Merging n AVL trees

Question

I have n AVL trees of sizes n_1,n_2,...,n_n so that sum(n_i)=n . I can merge two AVLs in linear time of the size of the bigger one. In how much time can I merge these n trees? Thx for any help

Answer 1

If you have k different trees, then you need to do a total of (k - 1) merges to collect them together into a single tree. So the question is how long each merge is going to take.

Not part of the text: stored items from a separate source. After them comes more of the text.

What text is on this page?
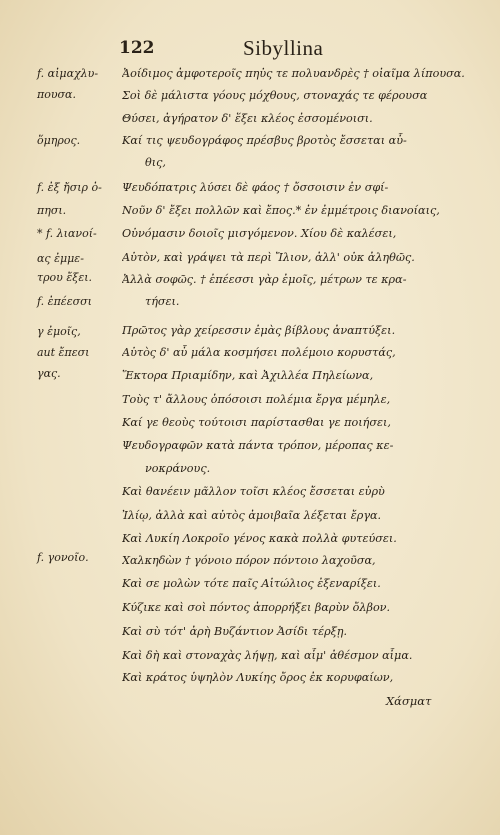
122	Sibyllina
f. αἰμαχλυ-
πουσα.
ὅμηρος.
f. ἐξ ἤσιρ ὁ-
πησι.
* f. λιανοί-
ας ἐμμε-
τρου ἔξει.
f. ἐπέεσσι
γ ἐμοῖς,
aut ἔπεσι
γας.
f. γονοῖο.
Ἀοίδιμος ἀμφοτεροῖς πηὐς τε πολυανδρὲς † οἰαῖμα λίπουσα.
Σοὶ δὲ μάλιστα γόους μόχθους, στοναχάς τε φέρουσα
Θύσει, ἀγήρατον δ' ἕξει κλέος ἐσσομένοισι.
Καί τις ψευδογράφος πρέσβυς βροτὸς ἔσσεται αὖ-
θις,
Ψευδόπατρις λύσει δὲ φάος † ὄσσοισιν ἐν σφί-
Νοῦν δ' ἔξει πολλῶν καὶ ἔπος.* ἐν ἐμμέτροις διανοίαις,
Οὐνόμασιν δοιοῖς μισγόμενον. Χίου δὲ καλέσει,
Αὐτὸν, καὶ γράψει τὰ περὶ Ἴλιον, ἀλλ' οὐκ ἀληθῶς.
Ἀλλὰ σοφῶς. † ἐπέεσσι γὰρ ἐμοῖς, μέτρων τε κρα-
τήσει.
Πρῶτος γὰρ χείρεσσιν ἐμὰς βίβλους ἀναπτύξει.
Αὐτὸς δ' αὖ μάλα κοσμήσει πολέμοιο κορυστάς,
Ἕκτορα Πριαμίδην, καὶ Ἀχιλλέα Πηλείωνα,
Τοὺς τ' ἄλλους ὁπόσοισι πολέμια ἔργα μέμηλε,
Καί γε θεοὺς τούτοισι παρίστασθαι γε ποιήσει,
Ψευδογραφῶν κατὰ πάντα τρόπον, μέροπας κε-
νοκράνους.
Καὶ θανέειν μᾶλλον τοῖσι κλέος ἔσσεται εὐρὺ
Ἰλίῳ, ἀλλὰ καὶ αὐτὸς ἀμοιβαῖα λέξεται ἔργα.
Καὶ Λυκίη Λοκροῖο γένος κακὰ πολλὰ φυτεύσει.
Χαλκηδὼν † γόνοιο πόρον πόντοιο λαχοῦσα,
Καὶ σε μολὼν τότε παῖς Αἰτώλιος ἐξεναρίξει.
Κύζικε καὶ σοὶ πόντος ἀπορρήξει βαρὺν ὄλβον.
Καὶ σὺ τότ' ἀρὴ Βυζάντιον Ἀσίδι τέρξῃ.
Καὶ δὴ καὶ στοναχὰς λήψῃ, καὶ αἷμ' ἀθέσμον αἷμα.
Καὶ κράτος ὑψηλὸν Λυκίης ὄρος ἐκ κορυφαίων,
Χάσματ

Suppose that you adopt the strategy that you always merge the two smallest trees together at any point in time. If you have m trees available when you do this, then the second-smallest tree's size will dominate the runtime of the merge. This size is at most (n - 1) / (k - 1), which happens when the smallest tree has just one element and all the other trees have all the elements in them. This means that if you do k merges, the cost will be

N - 1   N - 1   N - 1         N - 1
----- + ----- + ----- + ... + -----
K - 1   K - 2   K - 3           1

But this is (n - 1)H(k - 1), where H(k-1) is the (k-1)st harmonic number. This whole expression is then O(n log k), so the total work done while merging is O(n log k).

However, on top of that you have to have some easy way of finding the two smallest trees at each point. This can be done with a priority queue that stores the trees in descending order of size. You'll have k - 1 rounds of doing two dequeues from the tree followed by one enqueue, so the total time for all priority queue operations is O(k log k). This is also O(n log k), so the total runtime for the algorithm is O(n log k).

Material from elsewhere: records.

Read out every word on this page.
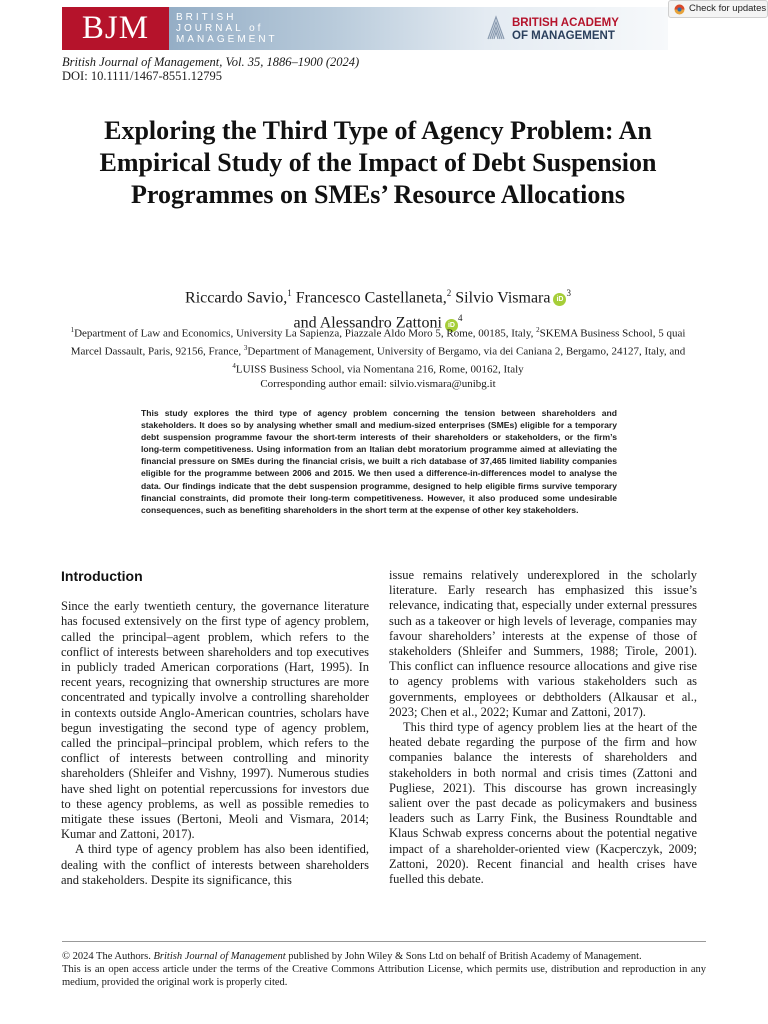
BJM	BRITISH
JOURNAL of
MANAGEMENT
BRITISH ACADEMY
OF MANAGEMENT
Check for updates
British Journal of Management, Vol. 35, 1886–1900 (2024)
DOI: 10.1111/1467-8551.12795
Exploring the Third Type of Agency Problem: An Empirical Study of the Impact of Debt Suspension Programmes on SMEs’ Resource Allocations
Riccardo Savio,$^1$ Francesco Castellaneta,$^2$ Silvio Vismara $iD^3$
and Alessandro Zattoni $iD^4$
$^1$Department of Law and Economics, University La Sapienza, Piazzale Aldo Moro 5, Rome, 00185, Italy, $^2$SKEMA Business School, 5 quai Marcel Dassault, Paris, 92156, France, $^3$Department of Management, University of Bergamo, via dei Caniana 2, Bergamo, 24127, Italy, and $^4$LUISS Business School, via Nomentana 216, Rome, 00162, Italy
Corresponding author email: silvio.vismara@unibg.it
This study explores the third type of agency problem concerning the tension between shareholders and stakeholders. It does so by analysing whether small and medium-sized enterprises (SMEs) eligible for a temporary debt suspension programme favour the short-term interests of their shareholders or stakeholders, or the firm’s long-term competitiveness. Using information from an Italian debt moratorium programme aimed at alleviating the financial pressure on SMEs during the financial crisis, we built a rich database of 37,465 limited liability companies eligible for the programme between 2006 and 2015. We then used a difference-in-differences model to analyse the data. Our findings indicate that the debt suspension programme, designed to help eligible firms survive temporary financial constraints, did promote their long-term competitiveness. However, it also produced some undesirable consequences, such as benefiting shareholders in the short term at the expense of other key stakeholders.
Introduction

Since the early twentieth century, the governance literature has focused extensively on the first type of agency problem, called the principal–agent problem, which refers to the conflict of interests between shareholders and top executives in publicly traded American corporations (Hart, 1995). In recent years, recognizing that ownership structures are more concentrated and typically involve a controlling shareholder in contexts outside Anglo-American countries, scholars have begun investigating the second type of agency problem, called the principal–principal problem, which refers to the conflict of interests between controlling and minority shareholders (Shleifer and Vishny, 1997). Numerous studies have shed light on potential repercussions for investors due to these agency problems, as well as possible remedies to mitigate these issues (Bertoni, Meoli and Vismara, 2014; Kumar and Zattoni, 2017).

A third type of agency problem has also been identified, dealing with the conflict of interests between shareholders and stakeholders. Despite its significance, this

issue remains relatively underexplored in the scholarly literature. Early research has emphasized this issue’s relevance, indicating that, especially under external pressures such as a takeover or high levels of leverage, companies may favour shareholders’ interests at the expense of those of stakeholders (Shleifer and Summers, 1988; Tirole, 2001). This conflict can influence resource allocations and give rise to agency problems with various stakeholders such as governments, employees or debtholders (Alkausar et al., 2023; Chen et al., 2022; Kumar and Zattoni, 2017).

This third type of agency problem lies at the heart of the heated debate regarding the purpose of the firm and how companies balance the interests of shareholders and stakeholders in both normal and crisis times (Zattoni and Pugliese, 2021). This discourse has grown increasingly salient over the past decade as policymakers and business leaders such as Larry Fink, the Business Roundtable and Klaus Schwab express concerns about the potential negative impact of a shareholder-oriented view (Kacperczyk, 2009; Zattoni, 2020). Recent financial and health crises have fuelled this debate.

© 2024 The Authors. British Journal of Management published by John Wiley & Sons Ltd on behalf of British Academy of Management.

This is an open access article under the terms of the Creative Commons Attribution License, which permits use, distribution and reproduction in any medium, provided the original work is properly cited.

I'm pretty sure that you can't do much better than this, because you could begin with each of the n nodes in their own AVL tree (k = n). If you could merge any faster than Ω(n log n), then you could sort faster than Ω(n log n) using only comparisons by building the AVL tree formed by merging all the smaller trees, then doing an inorder traversal in O(n) time to sort in better than Ω(n log n), which is known to be impossible.

Hope this helps!